The yard currently has three other product tankers under construction for AMSC, which owns and leases vessels for operation between ports in the United States. When the current series of 12 tankers is completed in 2011, AMSC will own the most modern product tanker fleet in the United States, and it will be the first company in the United States to own shuttle tankers for use in the U.S. Gulf of Mexico.
Laying of the keel
THE FIRST MILESTONE in the history of a ship is a simple ceremony that marks the laying of the keel — a large beam around which the hull of a ship is built. The invitation is issued by shipyard officials, and the ceremony conducted by them.
The ship’s construction is dated from this event, with only the ship’s launching being considered more significant in its creation.
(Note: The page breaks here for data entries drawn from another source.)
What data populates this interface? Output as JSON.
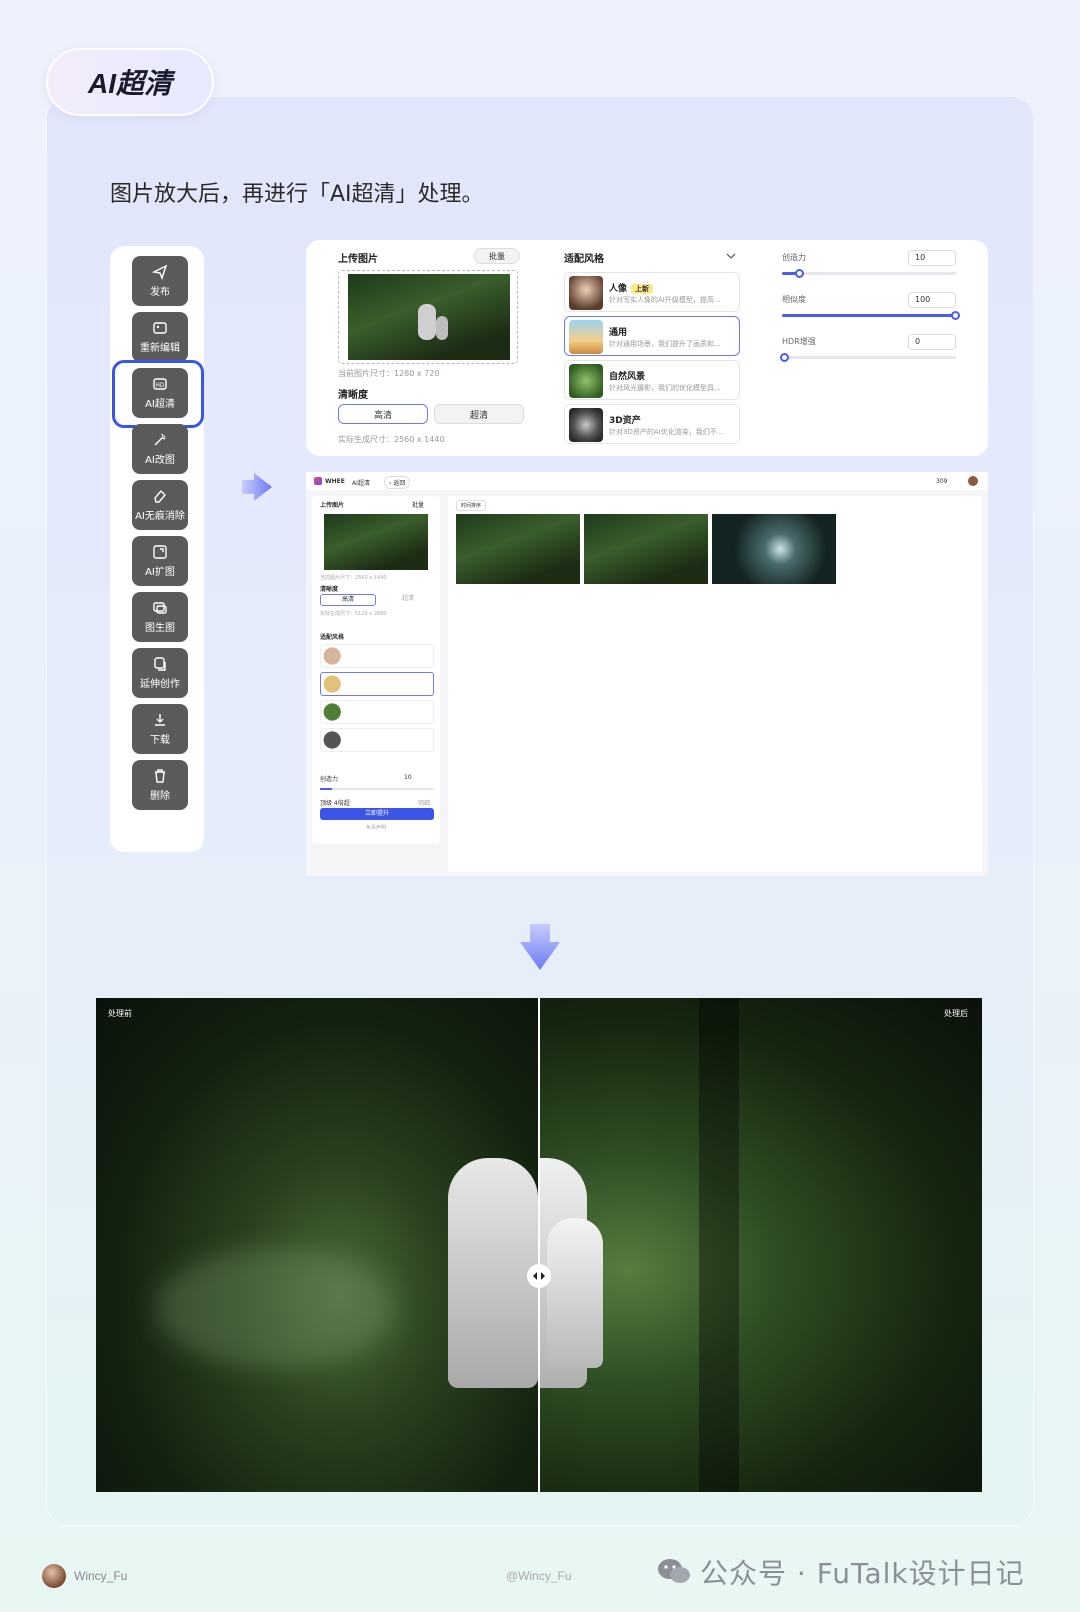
{
  "header": {
    "title": "AI超清",
    "subtitle": "图片放大后，再进行「AI超清」处理。"
  },
  "toolbar": {
    "items": [
      {
        "label": "发布",
        "icon": "send-icon"
      },
      {
        "label": "重新编辑",
        "icon": "edit-image-icon"
      },
      {
        "label": "AI超清",
        "icon": "hd-icon",
        "highlighted": true
      },
      {
        "label": "AI改图",
        "icon": "magic-wand-icon"
      },
      {
        "label": "AI无痕消除",
        "icon": "eraser-icon"
      },
      {
        "label": "AI扩图",
        "icon": "expand-icon"
      },
      {
        "label": "图生图",
        "icon": "image-to-image-icon"
      },
      {
        "label": "延伸创作",
        "icon": "extend-icon"
      },
      {
        "label": "下载",
        "icon": "download-icon"
      },
      {
        "label": "删除",
        "icon": "trash-icon"
      }
    ]
  },
  "panel": {
    "upload_title": "上传图片",
    "batch": "批量",
    "current_size": "当前图片尺寸：1280 x 720",
    "clarity_title": "清晰度",
    "clarity_options": [
      "高清",
      "超清"
    ],
    "actual_size": "实际生成尺寸：2560 x 1440",
    "style_title": "适配风格",
    "styles": [
      {
        "name": "人像",
        "badge": "上新",
        "desc": "针对写实人像的AI升级模型，提高..."
      },
      {
        "name": "通用",
        "desc": "针对通用场景，我们提升了画质和..."
      },
      {
        "name": "自然风景",
        "desc": "针对风光摄影，我们的优化模型具..."
      },
      {
        "name": "3D资产",
        "desc": "针对3D资产的AI优化渲染，我们不..."
      }
    ],
    "sliders": [
      {
        "label": "创造力",
        "value": "10",
        "fraction": 0.1
      },
      {
        "label": "相似度",
        "value": "100",
        "fraction": 1.0
      },
      {
        "label": "HDR增强",
        "value": "0",
        "fraction": 0
      }
    ]
  },
  "app": {
    "brand": "WHEE",
    "page": "AI超清",
    "back": "返回",
    "points": "309",
    "upload_title": "上传图片",
    "batch": "批量",
    "current_size": "当前图片尺寸：2560 x 1440",
    "clarity_title": "清晰度",
    "clarity_options": [
      "高清",
      "超清"
    ],
    "actual_size": "实际生成尺寸：5120 x 2880",
    "style_title": "适配风格",
    "slider_label": "创造力",
    "slider_value": "10",
    "tip": "顶级 4倍超",
    "tip_right": "明细",
    "submit": "立即提升",
    "disclaimer": "免责声明",
    "sort": "时间排序"
  },
  "compare": {
    "before": "处理前",
    "after": "处理后"
  },
  "footer": {
    "author": "Wincy_Fu",
    "handle": "@Wincy_Fu",
    "watermark": "公众号 · FuTalk设计日记"
  }
}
The ceremony may include authenticating the keel-laying by placing a plaque or inscription of the authenticator’s initials on the keel. Workmen then move the keel into position on the shipway, proclaiming, “The keel has been truly and fairly laid.” Oftentimes coins are placed for good luck under the keel block before it is lowered into the dry dock.
The keel runs in the middle of the ship and serves as the foundation or spine of the structure, providing the major source of structural strength of the hull. The term lay the keel has entered the language as a phrase meaning the beginning of any significant undertaking.
Wooden ships are relatively small, and the keel is often one large piece of wood, sometimes placed by the men who made it. In older steel ships, the keel was often made from riveted pieces of metal, and the riveting of the first piece might correspond to the laying of the keel. World War II saw the introduction of welded ships, so a contemporary keel might be a massive welded assembly that is lowered into place by a giant crane.